To, co daje się wdrukować z otoczenia lub samemu sobie i jak słusznie
zauważyłeś dotyczy zachowania - to są nawyki, przyzwyczajenia. Nasze
zachowania składają się z nawyków, przyzwyczajeń. Preferencje, nie tylko
zresztą seksualne ale w ogóle osobowościowe, takie jak na przykład
inrtowersja czy ekstrawersja należą do innej kategorii i wszystko na to
wskazuje, że są to cechy wrodzone. Może jest to zapisane w genach, a może
gdzie indziej. Ale wdrukować, czy wymazać preferencje się nie dają. Ot co!
:)

>> Przeciwnicy prawa do adopcji dla homo skupiają się jedynie na wynikach
>> statystyki przyszłości, żeby mieć argument, że homo tworzą homo i tym
>> chcieliby poprzeć tezę, że ludzkość czy naród wymrze. :DDDD
>> ...
>>> tabu, tabem, ale twoja argumentacja jest ciekawa :)
>>> "nie słyszałem/nie znam" a wypowiadasz się jakbyś "słyszał/znał"
>>> najpierw swoją tezę opierasz o to, że nie znasz nikogo, kto został
>>> wychowany na geja, a zaraz potem mówisz, że to wynika z tabu, ale cały
>>> czas uparcie twierdzisz, że nie znasz nikogo kto sie wychował na geja
>>> i że to jest dowód na to, że nie można... uffff, niezła jazda z tobą
>>> :)
>>> podsumujmy twoją linię obrony:
>>> nie znam żadnego geja wychowanego na geja -> bo nie mówi się o tym ->
>>> dlatego nie można wychować nikogo na geja.

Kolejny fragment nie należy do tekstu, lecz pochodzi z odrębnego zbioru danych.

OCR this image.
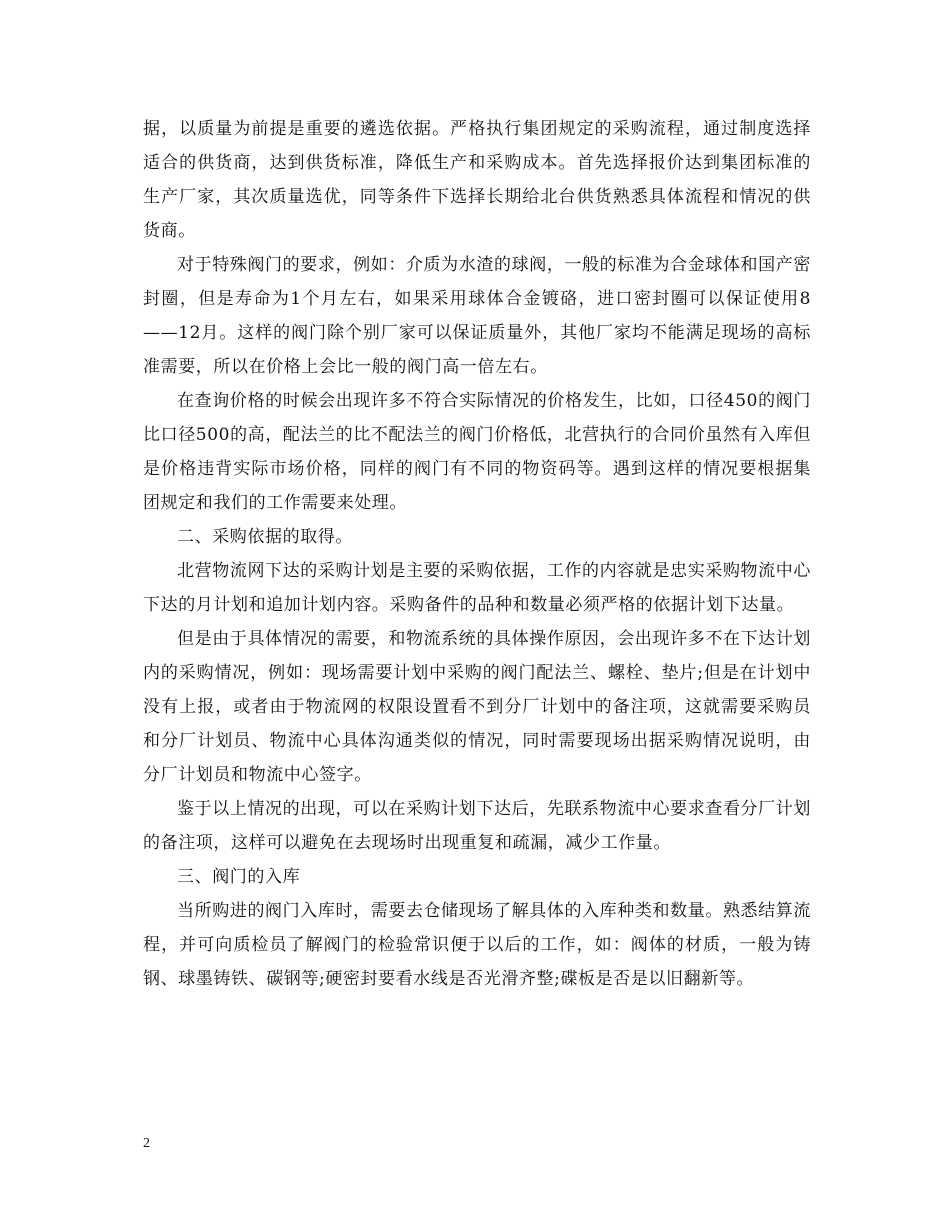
据，以质量为前提是重要的遴选依据。严格执行集团规定的采购流程，通过制度选择适合的供货商，达到供货标准，降低生产和采购成本。首先选择报价达到集团标准的生产厂家，其次质量选优，同等条件下选择长期给北台供货熟悉具体流程和情况的供货商。

对于特殊阀门的要求，例如：介质为水渣的球阀，一般的标准为合金球体和国产密封圈，但是寿命为1个月左右，如果采用球体合金镀硌，进口密封圈可以保证使用8——12月。这样的阀门除个别厂家可以保证质量外，其他厂家均不能满足现场的高标准需要，所以在价格上会比一般的阀门高一倍左右。

在查询价格的时候会出现许多不符合实际情况的价格发生，比如，口径450的阀门比口径500的高，配法兰的比不配法兰的阀门价格低，北营执行的合同价虽然有入库但是价格违背实际市场价格，同样的阀门有不同的物资码等。遇到这样的情况要根据集团规定和我们的工作需要来处理。

二、采购依据的取得。

北营物流网下达的采购计划是主要的采购依据，工作的内容就是忠实采购物流中心下达的月计划和追加计划内容。采购备件的品种和数量必须严格的依据计划下达量。

但是由于具体情况的需要，和物流系统的具体操作原因，会出现许多不在下达计划内的采购情况，例如：现场需要计划中采购的阀门配法兰、螺栓、垫片;但是在计划中没有上报，或者由于物流网的权限设置看不到分厂计划中的备注项，这就需要采购员和分厂计划员、物流中心具体沟通类似的情况，同时需要现场出据采购情况说明，由分厂计划员和物流中心签字。

鉴于以上情况的出现，可以在采购计划下达后，先联系物流中心要求查看分厂计划的备注项，这样可以避免在去现场时出现重复和疏漏，减少工作量。

三、阀门的入库

当所购进的阀门入库时，需要去仓储现场了解具体的入库种类和数量。熟悉结算流程，并可向质检员了解阀门的检验常识便于以后的工作，如：阀体的材质，一般为铸钢、球墨铸铁、碳钢等;硬密封要看水线是否光滑齐整;碟板是否是以旧翻新等。

2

>> Jak możesz trafić na kogoś, kto wychowany był przez geja, skoro
>> tatusiowie mówią mu, że są tylko przyjaciółmi na przykład. No wyobraź
>> to sobie. Nie słyszałem o kimś takim i sądzę, że mało kto słyszał.

> zabawny jesteś.
> powtórzę zatem jeszcze raz:
> nie słyszałem o wychowaniu kogoś na geja -> bo jest tabu i mało kto
> słyszał -> z tej racji, że nie słyszałem, nie można wychowac kogoś na
> geja.

Musisz wyjść z tego zaklętego koła, bo się nie porozumiemy. A tu akurat o
mało istotnej rzeczy mówimy.
Ale spróbuję jeszcze raz.
Kiedy mówię, że nie słyszałem o gejach wychowanych przez gejów, to
podkreślam tym, że nia ma na to namacalnych dowodów, że jakiekolwiek
wychowywanie dwóch gejów skutkuje nabyciem preferencji homoseksualnych.
Powiedziłem też, że nie było w przeszłości otwartych związków
homoseksualnych i dlatego wszystkie przypadki, w kórych takie nieoficjalne
i ukrywane pary wychowywały dzieci są nieznane ogółowi. Tłumaczę ten brak
informacji powszechnym tabu. Nie wierzę jednak, że jeśli dwóch facetów
odnajduje siebie i chcą razem dać jakiemuś dziecku wychowanie, to że nie
mogą tego osiągnąć w ukryciu pod pozorem jakiegoś "wujkostwa"
"guwernanctwa" czy jakiejś innej legendy. Mam przekonanie, że to nie jest
nowa sprawa, nowy problem, który nawiedził małą część społeczeństwa -
tylko homo zaczynają o tym mówić głośno. Chcą mieć do tego prawo ze
wszystkimi jego skutkami prawnymi.

> nie wiem czy to do ciebie dotarło, że nie obchodzi mnie homo jako
> kwestia moralności czy naganności.
>> Ale jak porozmawiasz z pięcdziesięcioma gejami (więcej nie proponuję,
>> bo pewnie zwiejesz w popłochu) i zapytasz o rodziców, to wszycy będą
>> mieli rodziców hetero. To jak mam Ci powiedzieć, że takich jest tak
>> dużo, że tamtych prawie nie ma albo wcale?
>> Jak mam Ci powiedzieć, że słyszałem o wspomnianych przypadkach? Halo!
>> Rozumisz, co mówię? Zdejmij te zaślepki i zatyczki homofobiczne. Halo!
>> Mówi się! :D

> halo!
> pan przestanie pić i odezwie się za 24h jak wytrzeźwieje :)
>
>>> jak to "nie teges"? przecież to "teges"!? czyżbyś miał coś przeciwko
>>> "teges"?! no proszę, na zewnątrz gejofil, a w środku homofob!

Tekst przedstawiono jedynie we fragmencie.